Fallen Soldiers Friday: Frantz Fanon





Every Friday I will post a biography of an honored hero in the revolutionary struggle. Some will be well-known freedom fighters like George Jackson or Kwame Ture, others, so not well known. Because not all believed in the same strategy to achieve liberation, we will see a conflict of ideas. Something that we can draw upon to construct our views today.

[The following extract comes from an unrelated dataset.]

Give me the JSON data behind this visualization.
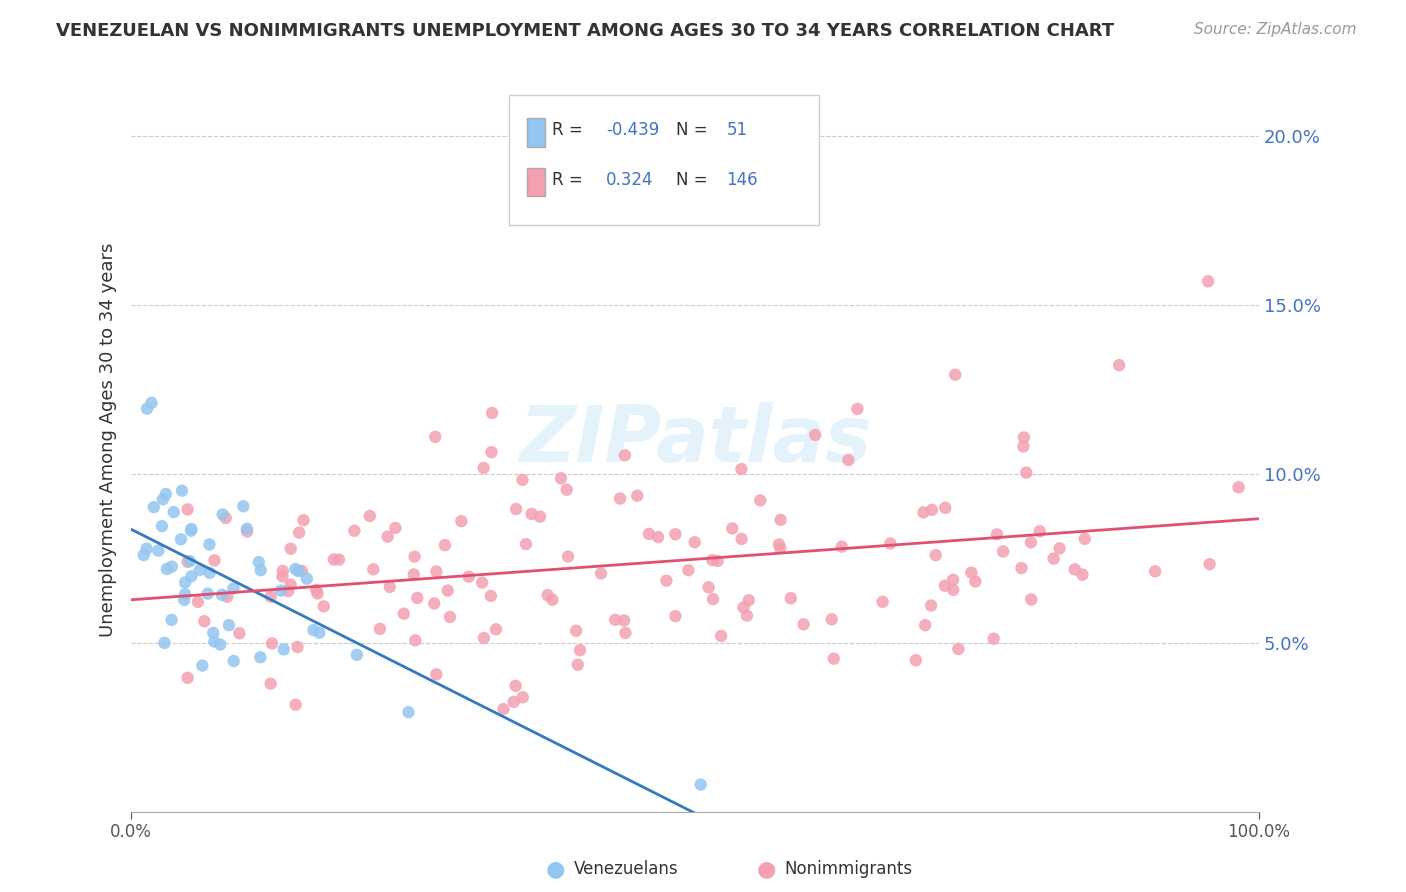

His revolutionary ambitions cut short by leukemia in 1961, psychoanalyst and philosopher Frantz Fanon had by the time of his death amassed a body of critical work that today establishes his position as a leading theoretician of (among other issues) black consciousness and identity, nationalism and its failings, colonial rule and the inherently "violent" task of decolonization, language as an index of power, miscegenation, and the objectification of the performative black body. Fanon's burgeoning popularity and influence on more recent post-colonial readings of black liberation and nationalism perhaps serve as an index of his centrality to the movement for Algierian self-determination in the 1950's that shaped (and, in turn, was shaped by) his diverse career as a political activist and critic. Born on the island of Martinique in 1925, Fanon fought with the allied forces against Nazi Germany in Europe during the second World War and afterwards studied psychiatry in France, where he published his first book, Peau noire, masques blancs (Black Skin, White Masks). While practicing medicine in Antilles in northern Africa during the French-Algerian war, Fanon actively supported and organized a resistance to French colonialism by authoring two books outlining an insurgent Third World uprising: L'An V de la revolution algerienne (A Dying colonialism or Year Five of the Algerian Revolution), and Les Damnes de la terre (The Wretched of the Earth).

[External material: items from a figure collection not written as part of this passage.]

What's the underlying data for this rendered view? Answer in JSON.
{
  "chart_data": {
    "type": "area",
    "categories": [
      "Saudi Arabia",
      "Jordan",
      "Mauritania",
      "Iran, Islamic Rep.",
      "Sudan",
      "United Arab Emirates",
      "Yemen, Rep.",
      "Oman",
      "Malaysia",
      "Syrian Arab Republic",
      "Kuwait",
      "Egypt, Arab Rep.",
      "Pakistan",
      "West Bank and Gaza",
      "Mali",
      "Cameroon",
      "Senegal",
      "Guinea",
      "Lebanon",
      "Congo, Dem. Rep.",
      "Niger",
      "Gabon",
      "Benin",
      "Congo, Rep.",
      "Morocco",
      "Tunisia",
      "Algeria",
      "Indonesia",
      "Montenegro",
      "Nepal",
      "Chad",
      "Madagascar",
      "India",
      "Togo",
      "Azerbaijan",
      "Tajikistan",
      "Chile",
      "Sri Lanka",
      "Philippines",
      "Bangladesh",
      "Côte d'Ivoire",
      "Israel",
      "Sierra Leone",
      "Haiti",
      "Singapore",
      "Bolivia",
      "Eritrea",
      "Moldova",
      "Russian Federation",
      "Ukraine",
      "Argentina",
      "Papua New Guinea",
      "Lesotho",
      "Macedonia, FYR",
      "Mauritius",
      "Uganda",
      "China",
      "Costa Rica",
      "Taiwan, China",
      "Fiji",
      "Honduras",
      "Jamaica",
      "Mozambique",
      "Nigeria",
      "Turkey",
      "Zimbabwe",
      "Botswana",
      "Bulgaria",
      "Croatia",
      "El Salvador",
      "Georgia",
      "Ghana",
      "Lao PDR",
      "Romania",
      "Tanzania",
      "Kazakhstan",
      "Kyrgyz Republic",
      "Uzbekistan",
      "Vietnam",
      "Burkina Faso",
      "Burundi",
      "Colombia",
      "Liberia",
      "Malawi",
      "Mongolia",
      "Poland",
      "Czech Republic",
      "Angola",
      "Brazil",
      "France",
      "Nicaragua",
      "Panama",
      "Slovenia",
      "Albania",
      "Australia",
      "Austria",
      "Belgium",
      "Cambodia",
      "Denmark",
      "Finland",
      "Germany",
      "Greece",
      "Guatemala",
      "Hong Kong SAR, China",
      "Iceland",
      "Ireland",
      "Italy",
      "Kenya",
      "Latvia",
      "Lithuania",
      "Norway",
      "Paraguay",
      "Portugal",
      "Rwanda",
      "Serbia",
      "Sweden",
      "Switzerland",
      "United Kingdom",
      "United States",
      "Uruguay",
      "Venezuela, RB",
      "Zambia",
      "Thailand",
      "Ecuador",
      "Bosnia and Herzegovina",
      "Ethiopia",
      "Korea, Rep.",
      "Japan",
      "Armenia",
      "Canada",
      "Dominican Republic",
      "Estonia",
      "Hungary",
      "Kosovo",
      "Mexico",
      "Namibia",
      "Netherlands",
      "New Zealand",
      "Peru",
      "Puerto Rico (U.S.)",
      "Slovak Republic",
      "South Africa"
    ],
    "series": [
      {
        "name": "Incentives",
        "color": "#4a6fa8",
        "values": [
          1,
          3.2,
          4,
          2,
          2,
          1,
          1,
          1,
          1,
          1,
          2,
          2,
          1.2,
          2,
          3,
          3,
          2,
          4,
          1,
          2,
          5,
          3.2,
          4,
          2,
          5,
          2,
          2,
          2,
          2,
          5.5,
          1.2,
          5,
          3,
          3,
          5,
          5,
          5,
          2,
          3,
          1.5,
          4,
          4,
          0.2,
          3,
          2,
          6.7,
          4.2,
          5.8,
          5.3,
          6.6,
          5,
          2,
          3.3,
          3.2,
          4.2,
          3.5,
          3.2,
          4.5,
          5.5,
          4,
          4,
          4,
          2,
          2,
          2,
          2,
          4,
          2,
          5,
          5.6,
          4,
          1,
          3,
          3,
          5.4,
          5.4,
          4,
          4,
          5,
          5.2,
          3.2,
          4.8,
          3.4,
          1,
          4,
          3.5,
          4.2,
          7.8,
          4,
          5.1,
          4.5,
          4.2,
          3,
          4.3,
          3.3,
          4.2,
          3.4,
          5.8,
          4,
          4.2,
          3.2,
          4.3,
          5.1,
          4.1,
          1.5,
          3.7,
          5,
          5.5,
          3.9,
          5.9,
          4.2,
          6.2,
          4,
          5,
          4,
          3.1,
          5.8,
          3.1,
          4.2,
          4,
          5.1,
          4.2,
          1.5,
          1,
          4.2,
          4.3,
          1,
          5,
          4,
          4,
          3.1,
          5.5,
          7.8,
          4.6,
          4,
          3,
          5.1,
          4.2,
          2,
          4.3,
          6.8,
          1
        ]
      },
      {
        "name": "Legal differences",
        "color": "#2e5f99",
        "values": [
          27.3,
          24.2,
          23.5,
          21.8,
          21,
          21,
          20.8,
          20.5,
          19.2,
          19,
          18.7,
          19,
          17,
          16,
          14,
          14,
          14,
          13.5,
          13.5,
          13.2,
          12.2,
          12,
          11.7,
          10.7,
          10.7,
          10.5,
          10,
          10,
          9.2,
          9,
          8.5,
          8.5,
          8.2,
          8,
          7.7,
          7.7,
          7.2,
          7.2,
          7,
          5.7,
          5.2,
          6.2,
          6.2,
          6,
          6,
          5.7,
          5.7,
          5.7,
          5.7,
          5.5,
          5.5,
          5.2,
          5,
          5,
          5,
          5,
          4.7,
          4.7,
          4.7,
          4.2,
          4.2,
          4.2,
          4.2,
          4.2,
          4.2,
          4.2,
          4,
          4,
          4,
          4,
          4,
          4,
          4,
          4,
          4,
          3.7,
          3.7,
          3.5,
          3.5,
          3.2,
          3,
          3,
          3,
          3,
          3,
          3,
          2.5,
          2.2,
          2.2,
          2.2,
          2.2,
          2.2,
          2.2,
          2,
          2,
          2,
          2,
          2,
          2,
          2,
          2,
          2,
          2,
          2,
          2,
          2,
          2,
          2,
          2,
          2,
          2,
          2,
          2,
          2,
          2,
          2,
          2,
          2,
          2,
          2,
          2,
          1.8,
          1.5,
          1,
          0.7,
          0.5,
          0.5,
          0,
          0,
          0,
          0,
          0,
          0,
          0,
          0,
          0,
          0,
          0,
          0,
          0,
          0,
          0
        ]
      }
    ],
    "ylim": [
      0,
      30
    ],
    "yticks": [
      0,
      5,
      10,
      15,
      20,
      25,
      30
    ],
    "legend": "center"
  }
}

"They are hungry: and the police officers, though they are now Africans, do not serve to reassure them particularly. The masses begin to sulk; they turn away from this nation in which they have been given no place and begin to lose interest in it."

Frantz Fanon
The Wretched of the Earth
pg. 169


2 comments:

blackgirl on mars said...

This is dope dude. Keep it up. I found you on Jewels blog. I'll be back... and that's a threat :-)

blackstone said...

Thanks,sis. I will be sure to check out your blog also!